Era il 9 settembre del 1991 quando andava in onda la prima puntata di Non è la Rai. Per Canale 5, una vera e propria novità accolta con scetticismo iniziale che, puntata dopo puntata, si è trasformato in apprezzamento da giovani e meno giovani.
Quattro stagioni con tre conduttori diversi, Enrica Bonaccorti, Paolo Bonolis e Ambra Angiolini. E centinaia di ragazze, “le ragazze di Non è la Rai”. Che ancora oggi, a trent’anni di distanza, sono amatissime dal pubblico che non riesce a dimenticarle sebbene solo alcune di loro abbiano continuato a lavorare con successo nel mondo dello spettacolo. Tra loro, Laura Freddi.
Che nel 1991 aveva diciannove anni. «Non è la Rai mi ha cambiato la vita» conferma, nel caso qualcuno avesse dei dubbi. «Per me non ha rappresentato il debutto in Tv perché precedentemente avevo lavorato in un canale privato di Napoli, Canale 34, in un programma sportivo. Avevo vinto una fascia in un concorso di bellezza, Miss Teenager Italia, e da lì mi hanno chiamato per gestire l’interazione con il pubblico da casa.
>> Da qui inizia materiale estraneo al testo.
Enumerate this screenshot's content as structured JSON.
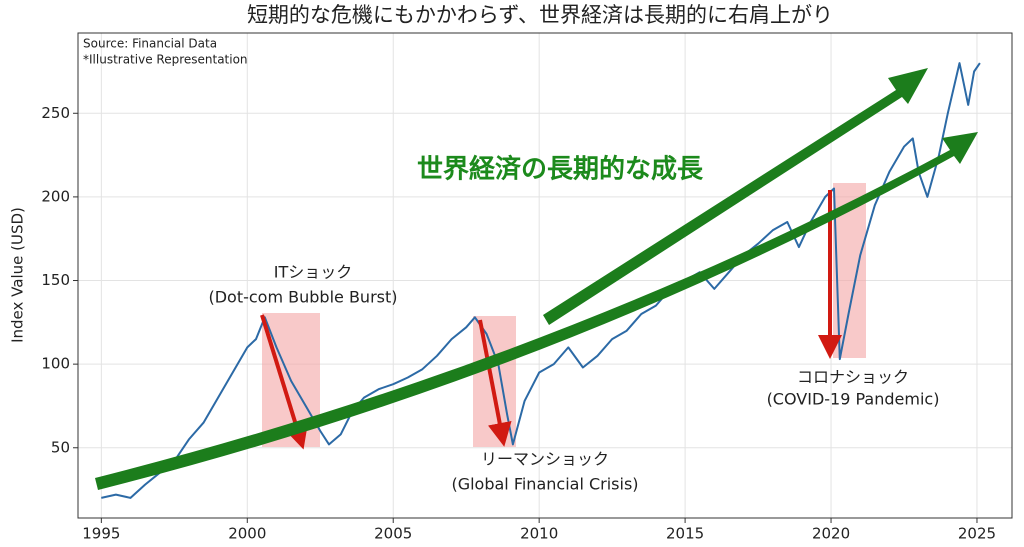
{
  "chart_data": {
    "type": "line",
    "title": "短期的な危機にもかかわらず、世界経済は長期的に右肩上がり",
    "source": "Source: Financial Data",
    "note": "*Illustrative Representation",
    "y_label": "Index Value (USD)",
    "headline": "世界経済の長期的な成長",
    "annotations": [
      "ITショック",
      "(Dot-com Bubble Burst)",
      "リーマンショック",
      "(Global Financial Crisis)",
      "コロナショック",
      "(COVID-19 Pandemic)"
    ],
    "xlim": [
      1994.2,
      2026.2
    ],
    "ylim": [
      8,
      298
    ],
    "xticks": [
      1995,
      2000,
      2005,
      2010,
      2015,
      2020,
      2025
    ],
    "yticks": [
      50,
      100,
      150,
      200,
      250
    ],
    "grid": true,
    "series": [
      {
        "color": "#2c6aa6",
        "x": [
          1995.0,
          1995.5,
          1996.0,
          1996.5,
          1997.0,
          1997.5,
          1998.0,
          1998.5,
          1999.0,
          1999.5,
          2000.0,
          2000.3,
          2000.6,
          2001.0,
          2001.5,
          2002.0,
          2002.5,
          2002.8,
          2003.2,
          2003.6,
          2004.0,
          2004.5,
          2005.0,
          2005.5,
          2006.0,
          2006.5,
          2007.0,
          2007.5,
          2007.8,
          2008.2,
          2008.6,
          2008.9,
          2009.1,
          2009.5,
          2010.0,
          2010.5,
          2011.0,
          2011.5,
          2012.0,
          2012.5,
          2013.0,
          2013.5,
          2014.0,
          2014.5,
          2015.0,
          2015.5,
          2016.0,
          2016.5,
          2017.0,
          2017.5,
          2018.0,
          2018.5,
          2018.9,
          2019.3,
          2019.8,
          2020.1,
          2020.3,
          2020.6,
          2021.0,
          2021.5,
          2022.0,
          2022.5,
          2022.8,
          2023.0,
          2023.3,
          2023.7,
          2024.0,
          2024.4,
          2024.7,
          2024.9,
          2025.1
        ],
        "values": [
          20,
          22,
          20,
          28,
          35,
          42,
          55,
          65,
          80,
          95,
          110,
          115,
          128,
          110,
          90,
          75,
          60,
          52,
          58,
          72,
          80,
          85,
          88,
          92,
          97,
          105,
          115,
          122,
          128,
          118,
          100,
          70,
          52,
          78,
          95,
          100,
          110,
          98,
          105,
          115,
          120,
          130,
          135,
          145,
          150,
          155,
          145,
          155,
          165,
          172,
          180,
          185,
          170,
          185,
          200,
          205,
          103,
          130,
          165,
          195,
          215,
          230,
          235,
          215,
          200,
          225,
          250,
          280,
          255,
          275,
          280
        ]
      }
    ]
  }
}
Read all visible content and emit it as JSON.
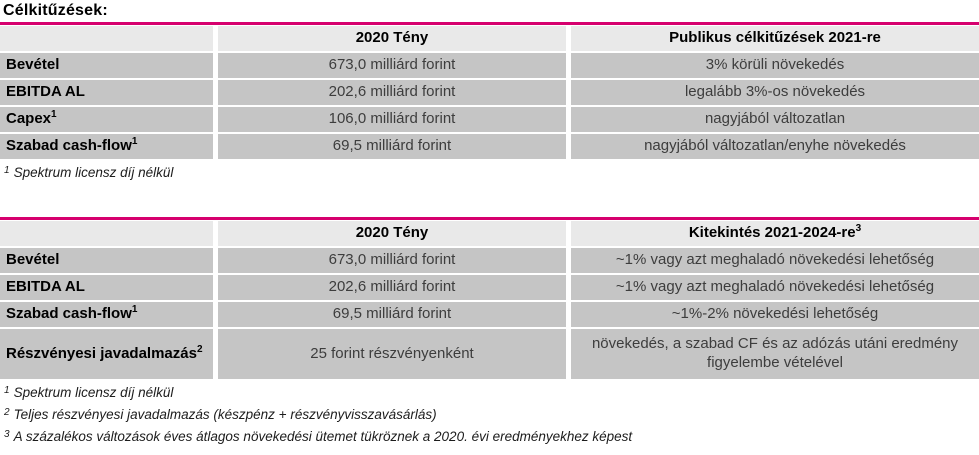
{
  "page": {
    "title": "Célkitűzések:"
  },
  "colors": {
    "accent": "#d6006e",
    "header_bg": "#e9e9e9",
    "row_bg": "#c5c5c5",
    "value_text": "#3d3d3d"
  },
  "table1": {
    "columns": {
      "label": "",
      "fact": "2020 Tény",
      "outlook": "Publikus célkitűzések 2021-re",
      "outlook_sup": ""
    },
    "rows": [
      {
        "label": "Bevétel",
        "sup": "",
        "fact": "673,0 milliárd forint",
        "outlook": "3% körüli növekedés"
      },
      {
        "label": "EBITDA AL",
        "sup": "",
        "fact": "202,6 milliárd forint",
        "outlook": "legalább 3%-os növekedés"
      },
      {
        "label": "Capex",
        "sup": "1",
        "fact": "106,0 milliárd forint",
        "outlook": "nagyjából változatlan"
      },
      {
        "label": "Szabad cash-flow",
        "sup": "1",
        "fact": "69,5 milliárd forint",
        "outlook": "nagyjából változatlan/enyhe növekedés"
      }
    ],
    "footnotes": [
      {
        "marker": "1",
        "text": "Spektrum licensz díj nélkül"
      }
    ]
  },
  "table2": {
    "columns": {
      "label": "",
      "fact": "2020 Tény",
      "outlook": "Kitekintés 2021-2024-re",
      "outlook_sup": "3"
    },
    "rows": [
      {
        "label": "Bevétel",
        "sup": "",
        "fact": "673,0 milliárd forint",
        "outlook": "~1% vagy azt meghaladó növekedési lehetőség"
      },
      {
        "label": "EBITDA AL",
        "sup": "",
        "fact": "202,6 milliárd forint",
        "outlook": "~1% vagy azt meghaladó növekedési lehetőség"
      },
      {
        "label": "Szabad cash-flow",
        "sup": "1",
        "fact": "69,5 milliárd forint",
        "outlook": "~1%-2% növekedési lehetőség"
      },
      {
        "label": "Részvényesi javadalmazás",
        "sup": "2",
        "fact": "25 forint részvényenként",
        "outlook": "növekedés, a szabad CF és az adózás utáni eredmény figyelembe vételével"
      }
    ],
    "footnotes": [
      {
        "marker": "1",
        "text": "Spektrum licensz díj nélkül"
      },
      {
        "marker": "2",
        "text": "Teljes részvényesi javadalmazás (készpénz + részvényvisszavásárlás)"
      },
      {
        "marker": "3",
        "text": "A százalékos változások éves átlagos növekedési ütemet tükröznek a 2020. évi eredményekhez képest"
      }
    ]
  }
}
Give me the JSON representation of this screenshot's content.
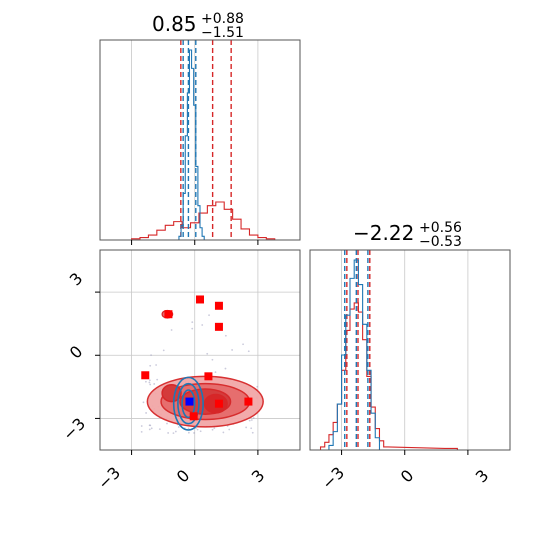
{
  "colors": {
    "red": "#d62728",
    "red_fill_light": "#f2a7a7",
    "red_fill_mid": "#e66b6b",
    "red_fill_dark": "#d43a3a",
    "blue": "#1f77b4",
    "marker_red": "#ff0000",
    "marker_blue": "#0000ff",
    "grid": "#c8c8c8",
    "frame": "#555555"
  },
  "chart_data": {
    "type": "corner",
    "grid": true,
    "ticks": [
      -3,
      0,
      3
    ],
    "tick_labels": [
      "−3",
      "0",
      "3"
    ],
    "x_range": [
      -4.5,
      5
    ],
    "y_range": [
      -4.5,
      5
    ],
    "panels": {
      "hist_x": {
        "type": "histogram",
        "title": {
          "median": "0.85",
          "plus": "+0.88",
          "minus": "−1.51"
        },
        "xlim": [
          -4.5,
          5
        ],
        "series": [
          {
            "name": "",
            "color": "#d62728",
            "bin_centers": [
              -2.8,
              -2.4,
              -2.0,
              -1.6,
              -1.2,
              -0.8,
              -0.4,
              0.0,
              0.4,
              0.8,
              1.2,
              1.6,
              2.0,
              2.4,
              2.8,
              3.2,
              3.6
            ],
            "counts": [
              1,
              2,
              4,
              8,
              12,
              15,
              10,
              14,
              22,
              28,
              31,
              25,
              17,
              9,
              4,
              2,
              1
            ],
            "quantiles": [
              -0.66,
              0.85,
              1.73
            ]
          },
          {
            "name": "",
            "color": "#1f77b4",
            "bin_centers": [
              -0.7,
              -0.6,
              -0.5,
              -0.4,
              -0.3,
              -0.2,
              -0.1,
              0.0,
              0.1,
              0.2,
              0.3,
              0.4
            ],
            "counts": [
              3,
              12,
              38,
              85,
              120,
              155,
              140,
              110,
              60,
              28,
              10,
              3
            ],
            "quantiles": [
              -0.55,
              -0.3,
              0.05
            ]
          }
        ]
      },
      "hist_y": {
        "type": "histogram",
        "title": {
          "median": "−2.22",
          "plus": "+0.56",
          "minus": "−0.53"
        },
        "xlim": [
          -4.5,
          5
        ],
        "series": [
          {
            "name": "",
            "color": "#d62728",
            "bin_centers": [
              -3.9,
              -3.7,
              -3.5,
              -3.3,
              -3.1,
              -2.9,
              -2.7,
              -2.5,
              -2.3,
              -2.1,
              -1.9,
              -1.7,
              -1.5,
              -1.3,
              -1.1,
              -0.9,
              2.0,
              2.4
            ],
            "counts": [
              2,
              5,
              10,
              18,
              30,
              52,
              78,
              92,
              96,
              90,
              72,
              48,
              28,
              14,
              6,
              2,
              1,
              1
            ],
            "quantiles": [
              -2.75,
              -2.22,
              -1.66
            ]
          },
          {
            "name": "",
            "color": "#1f77b4",
            "bin_centers": [
              -3.5,
              -3.3,
              -3.1,
              -2.9,
              -2.7,
              -2.5,
              -2.3,
              -2.1,
              -1.9,
              -1.7,
              -1.5,
              -1.3
            ],
            "counts": [
              3,
              12,
              30,
              62,
              88,
              112,
              124,
              108,
              82,
              52,
              24,
              8
            ],
            "quantiles": [
              -2.85,
              -2.3,
              -1.75
            ]
          }
        ]
      },
      "joint": {
        "type": "scatter",
        "red_points": [
          [
            -2.35,
            -0.95
          ],
          [
            -1.25,
            1.95
          ],
          [
            0.25,
            2.65
          ],
          [
            1.15,
            2.35
          ],
          [
            1.15,
            1.35
          ],
          [
            0.65,
            -1.0
          ],
          [
            -0.05,
            -2.9
          ],
          [
            1.15,
            -2.3
          ],
          [
            2.55,
            -2.2
          ]
        ],
        "blue_points": [
          [
            -0.25,
            -2.2
          ]
        ],
        "red_density_centers": [
          [
            0.9,
            -2.2
          ],
          [
            -1.1,
            -1.8
          ]
        ],
        "blue_density_center": [
          -0.3,
          -2.3
        ]
      }
    }
  }
}
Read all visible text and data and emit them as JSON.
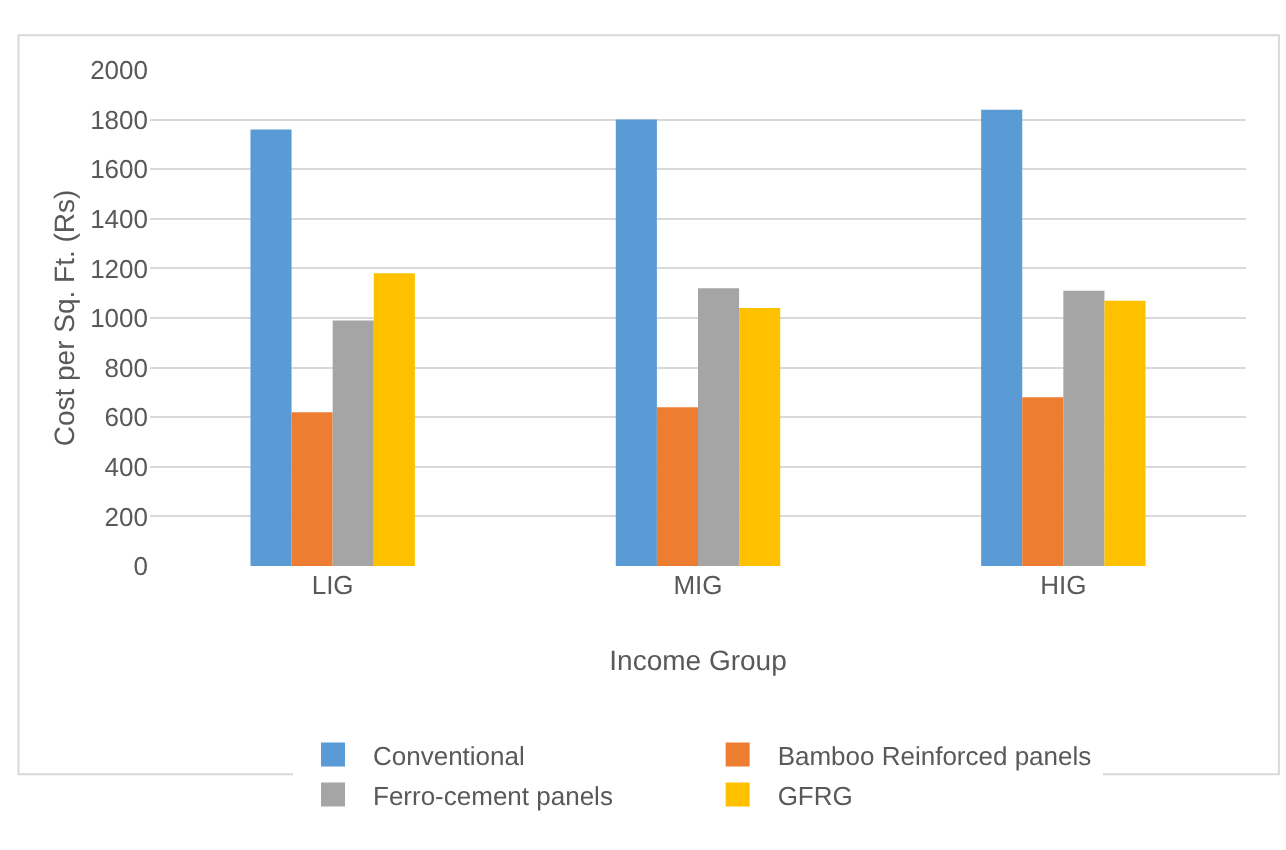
{
  "chart_data": {
    "type": "bar",
    "xlabel": "Income Group",
    "ylabel": "Cost per Sq. Ft. (Rs)",
    "categories": [
      "LIG",
      "MIG",
      "HIG"
    ],
    "series": [
      {
        "name": "Conventional",
        "color": "#5b9bd5",
        "values": [
          1760,
          1800,
          1840
        ]
      },
      {
        "name": "Bamboo Reinforced panels",
        "color": "#ed7d31",
        "values": [
          620,
          640,
          680
        ]
      },
      {
        "name": "Ferro-cement panels",
        "color": "#a5a5a5",
        "values": [
          990,
          1120,
          1110
        ]
      },
      {
        "name": "GFRG",
        "color": "#ffc000",
        "values": [
          1180,
          1040,
          1070
        ]
      }
    ],
    "ylim": [
      0,
      2000
    ],
    "yticks": [
      0,
      200,
      400,
      600,
      800,
      1000,
      1200,
      1400,
      1600,
      1800,
      2000
    ],
    "grid": "y",
    "legend": "bottom"
  }
}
All’epoca, dopo il diploma in ragioneria, volevo iscrivermi ad una scuola per interpreti e ho iniziato Non è la Rai per pagarmi gli studi. Invece il programma mi assorbito tantissimo: da subito è stato un impegno più serio di quanto potessi immaginare alla vigilia. Essere ricordata per quell’esperienza ancora oggi mi riempie di orgoglio perché vengo identificata come una ragazza “storica” di Non è la Rai, a dispetto del fatto che ho partecipato solo alle prime due stagioni».
Che ricordi ha di quei tempi ormai lontani? «È strano ma più che essere passati trent’anni sembra quasi che il programma sia andato in onda per trent’anni, perché puntualmente vanno in onda le repliche su Mediaset Extra. Il ricordo dunque è vivo e fresco perché l’affetto del pubblico è rimasto sempre costante: io me lo sono portato dietro nel corso del tempo e dunque Non è la Rai è come se fosse un tatuaggio sulla pelle. Di certo ricordo la spensieratezza che vivevo tutti i giorni.
E anche la responsabilità e, addirittura la fatica: tra prove e studio noi iniziavamo al mattino per finire la sera, con la diretta in mezzo. Grazie a Gianni Boncompagni ho iniziato a conoscere quello che poi è diventato il mio mestiere». Era già determinata a lavorare nel mondo dello spettacolo? «Assolutamente no! Ero molto timida, magari sembravo spigliata ma non lo ero. Ricordo che nello studio la scenografia richiamava le quattro stagioni quindi un giorno Gianni Boncompagni mi prese da parte e mi disse: “Quando uscirai dai cespugli?”.
Perché mi nascondevo dietro la scenografia degli alberi per non farmi notare. Il suo sprone mi ha aiutato, ma non sono mai diventata esibizionista. Però devo ammettere che quando ho capito come sentirmi più a mio agio davanti alla telecamera non ho più smesso». Chi sente ancora delle sue compagne di avventura? «Negli ultimi anni, grazie ai social network, ho recuperato il rapporto con quasi tutte. Già prima sentivo Pamela Petrarolo, Miriana Trevisan e Cristina Quaranta. Lei vive a Milano, ma quando viene a Roma ci vediamo sempre.